Ídolos também morrem


A primeira vez que vi Marinho Chagas foi no estádio do Botafogo, na rua General Severiano, que podia ser definido como uma miniatura e deu lugar a um shopping center. O ano era 1974 e o jogo era entre Botafogo e Campo Grande. Marinho não jogou, estava na arquibancada, à vontade no meio da torcida, e por isso eu, com o olhar fascinado de um garoto de 10 anos, pude vê-lo de perto. Era um jovem atlético, com os cabelos escandalosamente pintados de louro, tinha um sorriso de criança. O rosto e a roupa não negavam: era um nordestino recém-chegado ao Rio.

Ainda naquele ano, Marinho comeu a bola na Copa do Mundo da Alemanha. Chutava bem com as duas pernas, era um craque. Na volta, foi cobiçado pelo rico clube alemão Shalke 04, que ofereceu-lhe uma fortuna. Mas Marinho disse que torcia pelo Botafogo e lá queria continuar. Marinho era uma criança.

Criança levada e genial que, em sua estréia pelo Botafogo, ousou passar a bola entre as pernas de ninguém menos que Pelé. "Você é abusado", reclamou o Rei do futebol ao final da partida, ao que Marinho, humilde, respondeu com um pedido de desculpas.

E nunca me esqueço das noites em que ouvia no rádio as transmissões de jogos do Botafogo e o locutor Antônio Porto descrevia:

_ Lá vai Marinho, cabeleira esvoaçante..

Marinho viveu o sonho do futebol. Teve carrões, mulheres, jogou no Fluminense, no São Paulo e até no Cosmos de Nova York. Da sua passagem pelo meu Fluminense, lembro que causou muito ciúme nos companheiros e que já não tinha o mesmo vigor. Certo dia, o treino começou atrasado porque Marinho fazia uma incursão cinematográfica, estrelando a obscura produção O Homem de 6 Milhões de Panteras. Também gravou um disco, o que provocou uma música crítica e revoltada de Benito de Paula, dizendo que seria legal se um cantor pudesse ser também jogador de futebol, mas que era impossível "um cara sentar numa praça, assobiar e chupar cana".

Mas um dia a badalação acabou, suas pernas cansaram e ele teve que acordar. Sem qualificação para outros trabalhos, viveu do pouco que as extravagâncias não consumiram até que não lhe sobrasse quase nada a não ser o álcool.

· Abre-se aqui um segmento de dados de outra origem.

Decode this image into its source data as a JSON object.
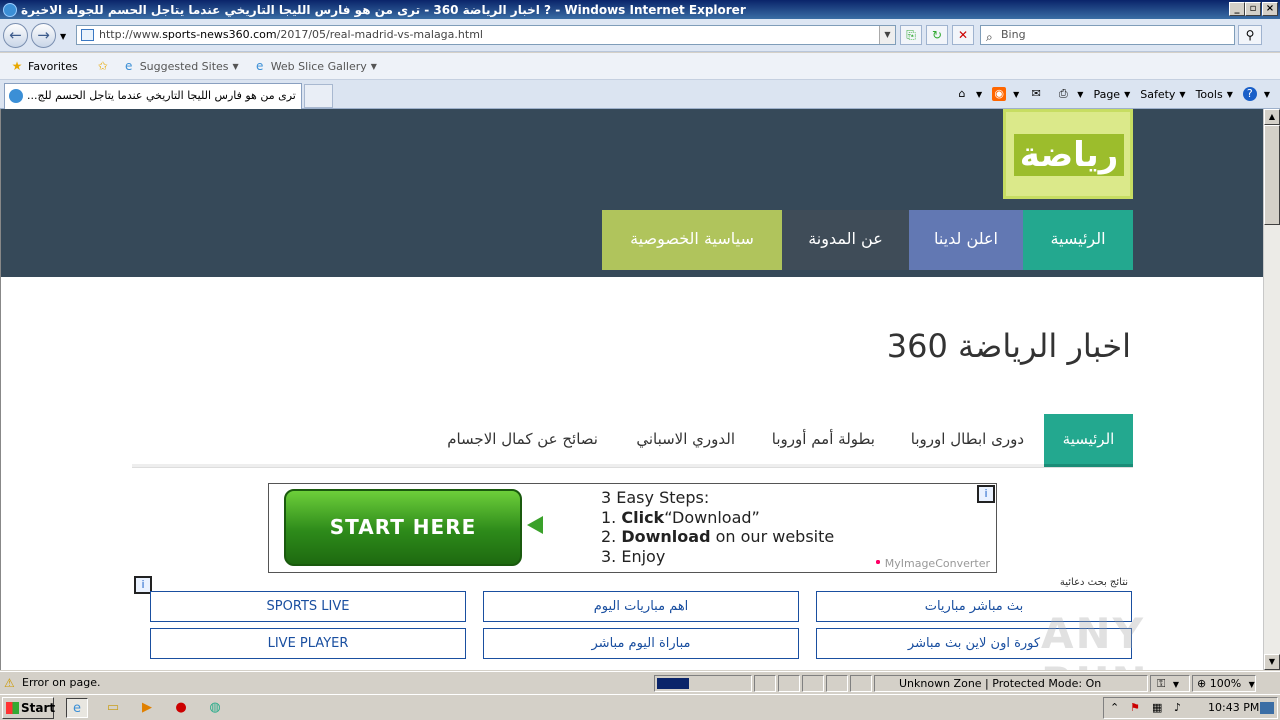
{
  "window": {
    "title": "اخبار الرياضة 360 - ترى من هو فارس الليجا التاريخي عندما يتاجل الحسم للجولة الاخيرة ? - Windows Internet Explorer"
  },
  "address": {
    "url_prefix": "http://www.",
    "url_domain": "sports-news360.com",
    "url_path": "/2017/05/real-madrid-vs-malaga.html"
  },
  "search": {
    "placeholder": "Bing"
  },
  "favorites": {
    "label": "Favorites",
    "suggested": "Suggested Sites",
    "gallery": "Web Slice Gallery"
  },
  "tab": {
    "title": "ترى من هو فارس الليجا التاريخي عندما يتاجل الحسم للج..."
  },
  "commands": {
    "page": "Page",
    "safety": "Safety",
    "tools": "Tools"
  },
  "site": {
    "logo_text": "رياضة",
    "top_nav": [
      {
        "label": "الرئيسية",
        "color": "#23a88f"
      },
      {
        "label": "اعلن لدينا",
        "color": "#6278b3"
      },
      {
        "label": "عن المدونة",
        "color": "#3f4c58"
      },
      {
        "label": "سياسية الخصوصية",
        "color": "#b0c45c"
      }
    ],
    "page_title": "اخبار الرياضة 360",
    "main_nav": [
      "الرئيسية",
      "دورى ابطال اوروبا",
      "بطولة أمم أوروبا",
      "الدوري الاسباني",
      "نصائح عن كمال الاجسام"
    ]
  },
  "ad": {
    "button": "START HERE",
    "heading": "3 Easy Steps:",
    "step1_num": "1.",
    "step1_bold": "Click",
    "step1_rest": "“Download”",
    "step2_num": "2.",
    "step2_bold": "Download",
    "step2_rest": "on our website",
    "step3": "3. Enjoy",
    "brand": "MyImageConverter",
    "info_glyph": "i"
  },
  "ad_links": {
    "label": "نتائج بحث دعائية",
    "items": [
      "SPORTS LIVE",
      "اهم مباريات اليوم",
      "بث مباشر مباريات",
      "LIVE PLAYER",
      "مباراة اليوم مباشر",
      "كورة اون لاين بث مباشر"
    ]
  },
  "watermark": "ANY RUN",
  "statusbar": {
    "message": "Error on page.",
    "zone": "Unknown Zone | Protected Mode: On",
    "zoom": "100%"
  },
  "taskbar": {
    "start": "Start",
    "clock": "10:43 PM"
  }
}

Há uns cinco anos, eu pedalava pelo Aterro quando o vi caminhando pela Praia de Botafogo. Marinho estava irreconhecível, muito gordo, acompanhado de uma moça baixinha e com uma lata de cerveja na mão.

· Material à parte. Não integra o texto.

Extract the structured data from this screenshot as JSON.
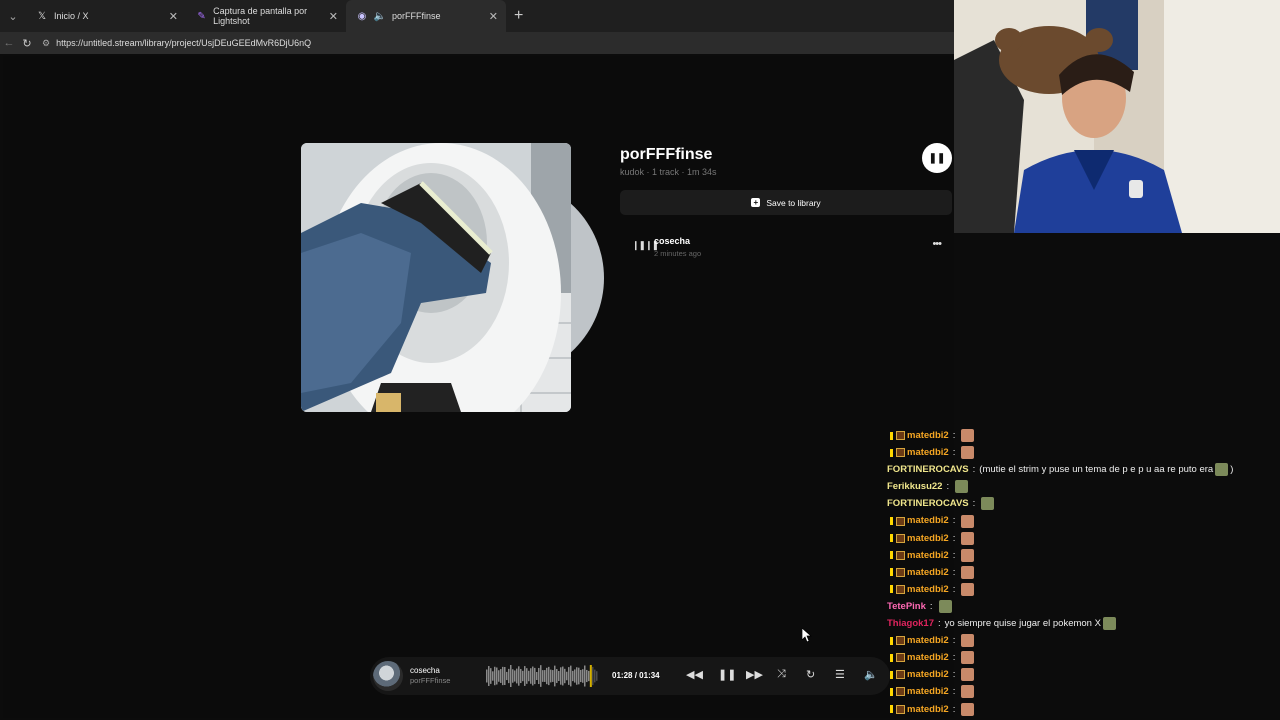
{
  "browser": {
    "tabs": [
      {
        "label": "Inicio / X",
        "icon": "x-logo-icon"
      },
      {
        "label": "Captura de pantalla por Lightshot",
        "icon": "feather-icon"
      },
      {
        "label": "porFFFfinse",
        "icon": "speaker-icon"
      }
    ],
    "url": "https://untitled.stream/library/project/UsjDEuGEEdMvR6DjU6nQ"
  },
  "project": {
    "title": "porFFFfinse",
    "meta": "kudok · 1 track · 1m 34s",
    "save_label": "Save to library"
  },
  "tracks": [
    {
      "name": "cosecha",
      "time": "2 minutes ago"
    }
  ],
  "player": {
    "title": "cosecha",
    "artist": "porFFFfinse",
    "current": "01:28",
    "separator": "/",
    "duration": "01:34",
    "progress": 0.936
  },
  "chat": [
    {
      "user": "matedbi2",
      "text": "",
      "color": "#f5a623",
      "badges": true
    },
    {
      "user": "matedbi2",
      "text": "",
      "color": "#f5a623",
      "badges": true
    },
    {
      "user": "FORTINEROCAVS",
      "text": "(mutie el strim y puse un tema de p e p u aa re puto era",
      "suffix": ")",
      "color": "#f0e68c",
      "badges": false
    },
    {
      "user": "Ferikkusu22",
      "text": "",
      "color": "#f0e68c",
      "badges": false
    },
    {
      "user": "FORTINEROCAVS",
      "text": "",
      "color": "#f0e68c",
      "badges": false
    },
    {
      "user": "matedbi2",
      "text": "",
      "color": "#f5a623",
      "badges": true
    },
    {
      "user": "matedbi2",
      "text": "",
      "color": "#f5a623",
      "badges": true
    },
    {
      "user": "matedbi2",
      "text": "",
      "color": "#f5a623",
      "badges": true
    },
    {
      "user": "matedbi2",
      "text": "",
      "color": "#f5a623",
      "badges": true
    },
    {
      "user": "matedbi2",
      "text": "",
      "color": "#f5a623",
      "badges": true
    },
    {
      "user": "TetePink",
      "text": "",
      "color": "#ff69b4",
      "badges": false
    },
    {
      "user": "Thiagok17",
      "text": "yo siempre quise jugar el pokemon X",
      "color": "#e0245e",
      "badges": false
    },
    {
      "user": "matedbi2",
      "text": "",
      "color": "#f5a623",
      "badges": true
    },
    {
      "user": "matedbi2",
      "text": "",
      "color": "#f5a623",
      "badges": true
    },
    {
      "user": "matedbi2",
      "text": "",
      "color": "#f5a623",
      "badges": true
    },
    {
      "user": "matedbi2",
      "text": "",
      "color": "#f5a623",
      "badges": true
    },
    {
      "user": "matedbi2",
      "text": "",
      "color": "#f5a623",
      "badges": true
    }
  ]
}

Marinho, quando jogador, era um daqueles craques cuja idolatria transcende aos torcedores do clube que defende. Como Zico, Rivelino e Roberto Dinamite, ele era admirado por todos os cariocas que apreciavam o futebol bem jogado.

Dos seus jogos no Maracanã, guardo na memória a goleada da seleção brasileira sobre a Colômbia, pelas eliminatórias para a Copa de 78. Marinho fez dois golaços e mesmo assim não foi convocado para o mundial.

Depois daquele dia na Praia de Botafogo, ainda vi o Marinho uma vez, caminhando pela Avenida Pasteur, na Urca. Uma fã desceu de um carro para lhe pedir um autógrafo.

_ Marinho!!! _ ela gritou.

_ Oi, linda! _ disse o eterno ídolo, conservando o ar conquistador de outrora.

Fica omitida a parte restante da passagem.